SALA DAS SESSÕES VIRTUAIS DO EGRÉGIO TRIBUNAL DE JUSTIÇA DO ESTADO DO PIAUÍ, em Teresina/PI, de vinte e cinco do mês de novembro aos dois dias do mês de dezembro do ano de dois mil e vinte e dois (25/11 a 02/12/2022).
Des. Joaquim Dias de Santana Filho
Presidente
Desa. Eulália Maria Ribeiro Gonçalves Nascimento Pinheiro
Relatora
RELATÓRIO
A EXMA. SRA. DESA. EULÁLIA MARIA RIBEIRO GONÇALVES NASCIMENTO PINHEIRO (Relatora):
Trata-se de Recurso de Apelação interposto por KÊNIA MARIA FALCÃO RÊGO contra a r. sentença proferida por MM. Juiz de Direito da VARA ÚNICA DA COMARCA DE CRISTINO CASTRO nos autos da Ação de Cobrança proposta contra MUNICIPIO DE CRISTINO CASTRO - PI, ora apelado.
A sentença julgou improcedente pretensão autoral, que versou sobre a possibilidade de equiparação salarial entre os vencimentos dos servidores públicos do município de Cristino Castro e aqueles do Estado do Piauí (id. 4571460 – fls. 48).
Em razões recursais, o apelante limita a repisar os argumentos trazidos em sede de inicial, argumentando que teria direito à equiparação salarial, pagamento da diferença salarial e ressarcimento por danos morais (id. 4571460 – fls. 55).
Devidamente intimado para apresentar contrarrazões, o apelado apresentou contrarrazões (id. 4571461). No mérito pugnou pela manutenção da sentença em todos os seus termos.
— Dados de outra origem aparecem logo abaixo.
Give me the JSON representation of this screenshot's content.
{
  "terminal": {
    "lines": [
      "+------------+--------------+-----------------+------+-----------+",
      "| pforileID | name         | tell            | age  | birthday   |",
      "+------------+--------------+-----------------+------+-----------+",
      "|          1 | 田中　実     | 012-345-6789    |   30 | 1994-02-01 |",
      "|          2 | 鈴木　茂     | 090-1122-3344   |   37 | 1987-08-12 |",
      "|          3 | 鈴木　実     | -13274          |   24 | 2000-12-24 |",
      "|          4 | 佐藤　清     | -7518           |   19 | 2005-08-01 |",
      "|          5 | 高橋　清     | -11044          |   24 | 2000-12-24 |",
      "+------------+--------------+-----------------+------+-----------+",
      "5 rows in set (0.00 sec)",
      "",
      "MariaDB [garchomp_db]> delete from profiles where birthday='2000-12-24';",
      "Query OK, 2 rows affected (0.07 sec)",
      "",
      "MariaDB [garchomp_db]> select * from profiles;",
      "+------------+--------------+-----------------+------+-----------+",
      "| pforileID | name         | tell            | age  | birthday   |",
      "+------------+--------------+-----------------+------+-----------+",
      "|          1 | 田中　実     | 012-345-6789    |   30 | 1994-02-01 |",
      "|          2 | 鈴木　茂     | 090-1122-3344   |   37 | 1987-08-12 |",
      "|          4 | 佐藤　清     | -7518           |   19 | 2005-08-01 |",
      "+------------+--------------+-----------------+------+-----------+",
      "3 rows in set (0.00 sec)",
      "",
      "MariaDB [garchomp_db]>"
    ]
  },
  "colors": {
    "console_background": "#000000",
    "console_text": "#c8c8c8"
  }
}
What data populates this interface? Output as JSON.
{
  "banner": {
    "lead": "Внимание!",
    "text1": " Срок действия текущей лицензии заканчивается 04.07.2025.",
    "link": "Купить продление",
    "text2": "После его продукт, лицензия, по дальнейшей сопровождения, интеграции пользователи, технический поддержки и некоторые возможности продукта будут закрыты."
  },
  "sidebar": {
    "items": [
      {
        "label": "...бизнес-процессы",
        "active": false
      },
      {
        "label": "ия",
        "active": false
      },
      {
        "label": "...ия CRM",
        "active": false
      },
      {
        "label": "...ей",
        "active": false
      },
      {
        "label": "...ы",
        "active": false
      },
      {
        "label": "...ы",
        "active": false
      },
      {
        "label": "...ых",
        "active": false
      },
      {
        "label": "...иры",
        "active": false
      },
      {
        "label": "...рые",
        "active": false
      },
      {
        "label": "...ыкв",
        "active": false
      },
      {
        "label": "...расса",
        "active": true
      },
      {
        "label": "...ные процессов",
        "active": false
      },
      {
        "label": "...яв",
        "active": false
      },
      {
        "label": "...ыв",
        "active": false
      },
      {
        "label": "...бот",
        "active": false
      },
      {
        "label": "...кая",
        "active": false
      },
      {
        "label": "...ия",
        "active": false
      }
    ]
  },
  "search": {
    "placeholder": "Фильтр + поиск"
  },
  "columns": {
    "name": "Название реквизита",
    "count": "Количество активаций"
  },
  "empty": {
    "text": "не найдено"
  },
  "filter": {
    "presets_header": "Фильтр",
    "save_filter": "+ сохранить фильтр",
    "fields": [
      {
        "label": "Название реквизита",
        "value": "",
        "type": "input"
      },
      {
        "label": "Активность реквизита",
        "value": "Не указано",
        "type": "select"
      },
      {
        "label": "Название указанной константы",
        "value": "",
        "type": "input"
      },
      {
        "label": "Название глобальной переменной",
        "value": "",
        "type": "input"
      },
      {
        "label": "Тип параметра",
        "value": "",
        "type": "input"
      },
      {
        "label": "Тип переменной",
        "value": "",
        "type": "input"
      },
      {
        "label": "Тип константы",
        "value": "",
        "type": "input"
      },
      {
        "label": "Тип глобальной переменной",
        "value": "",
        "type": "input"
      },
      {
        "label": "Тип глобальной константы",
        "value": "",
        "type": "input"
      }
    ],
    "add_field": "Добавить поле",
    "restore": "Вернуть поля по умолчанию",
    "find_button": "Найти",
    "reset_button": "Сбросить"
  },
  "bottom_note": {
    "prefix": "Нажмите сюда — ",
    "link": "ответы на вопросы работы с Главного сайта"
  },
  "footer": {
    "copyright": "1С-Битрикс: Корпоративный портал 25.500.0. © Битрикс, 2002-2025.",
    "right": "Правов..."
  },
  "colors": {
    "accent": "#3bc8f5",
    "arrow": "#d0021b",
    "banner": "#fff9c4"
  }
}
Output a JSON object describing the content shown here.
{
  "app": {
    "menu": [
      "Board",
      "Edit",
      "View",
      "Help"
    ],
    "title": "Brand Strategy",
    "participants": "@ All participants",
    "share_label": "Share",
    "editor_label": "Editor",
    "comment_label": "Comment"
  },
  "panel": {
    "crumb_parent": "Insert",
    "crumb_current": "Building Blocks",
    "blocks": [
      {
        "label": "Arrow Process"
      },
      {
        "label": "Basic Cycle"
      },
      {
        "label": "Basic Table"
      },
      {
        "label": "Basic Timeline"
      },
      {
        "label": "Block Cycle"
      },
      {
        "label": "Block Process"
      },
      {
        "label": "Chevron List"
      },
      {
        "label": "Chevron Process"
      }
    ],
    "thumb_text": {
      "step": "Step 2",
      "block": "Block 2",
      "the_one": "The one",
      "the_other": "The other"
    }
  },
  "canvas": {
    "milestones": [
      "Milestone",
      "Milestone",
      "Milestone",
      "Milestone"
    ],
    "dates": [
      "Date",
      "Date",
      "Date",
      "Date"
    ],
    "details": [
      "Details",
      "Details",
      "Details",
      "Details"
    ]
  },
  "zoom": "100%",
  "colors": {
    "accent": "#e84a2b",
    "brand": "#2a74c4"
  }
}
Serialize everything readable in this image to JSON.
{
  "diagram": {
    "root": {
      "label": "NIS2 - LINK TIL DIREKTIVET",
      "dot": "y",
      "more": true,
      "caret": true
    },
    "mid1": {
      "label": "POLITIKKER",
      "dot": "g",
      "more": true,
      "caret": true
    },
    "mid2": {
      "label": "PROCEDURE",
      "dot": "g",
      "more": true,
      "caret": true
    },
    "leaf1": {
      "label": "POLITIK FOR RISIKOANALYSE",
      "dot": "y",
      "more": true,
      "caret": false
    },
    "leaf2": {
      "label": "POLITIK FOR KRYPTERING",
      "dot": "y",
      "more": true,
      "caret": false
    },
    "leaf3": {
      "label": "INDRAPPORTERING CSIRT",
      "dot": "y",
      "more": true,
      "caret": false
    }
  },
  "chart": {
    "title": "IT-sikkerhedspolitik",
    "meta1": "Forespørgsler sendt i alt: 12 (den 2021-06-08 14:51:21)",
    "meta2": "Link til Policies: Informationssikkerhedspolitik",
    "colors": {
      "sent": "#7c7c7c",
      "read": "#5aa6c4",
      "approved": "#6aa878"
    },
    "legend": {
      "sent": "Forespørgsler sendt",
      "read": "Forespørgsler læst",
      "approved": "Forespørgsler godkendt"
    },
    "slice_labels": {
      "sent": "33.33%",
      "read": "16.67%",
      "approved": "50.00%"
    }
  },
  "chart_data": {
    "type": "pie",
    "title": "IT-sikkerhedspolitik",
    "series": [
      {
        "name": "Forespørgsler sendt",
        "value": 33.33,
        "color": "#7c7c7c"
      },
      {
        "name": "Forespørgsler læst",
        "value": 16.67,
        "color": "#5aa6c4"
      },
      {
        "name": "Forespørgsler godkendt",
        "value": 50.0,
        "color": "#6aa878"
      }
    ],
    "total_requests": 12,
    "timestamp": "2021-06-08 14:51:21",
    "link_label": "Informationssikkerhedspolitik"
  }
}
Notificado o Ministério Público Superior, por seu representante legal, absteve-se de emitir parecer em razão da ausência de interesse público (id. 4789635).
É o relatório.
VOTO
JUÍZO DE ADMISSIBILIDADE
Quanto aos requisitos de admissibilidade, verifica-se que o recorrente possui interesse recursal e as partes são legítimas. O recolhimento de custas é dispensado, em razão da gratuidade de justiça concedida. Também os recursos são tempestivos. Assim, conheço dos recursos e passo à análise do mérito, conforme os comandos constitucional e processual vigentes.
MÉRITO
Discute-se na presente demanda a possibilidade ou não da equiparação salarial dos servidores públicos do município de Cristino Castro para com aqueles do Executivo estadual, com base na Lei Estadual nº 6.633/2015, que dispõe sobre o piso salarial dos fisioterapeutas.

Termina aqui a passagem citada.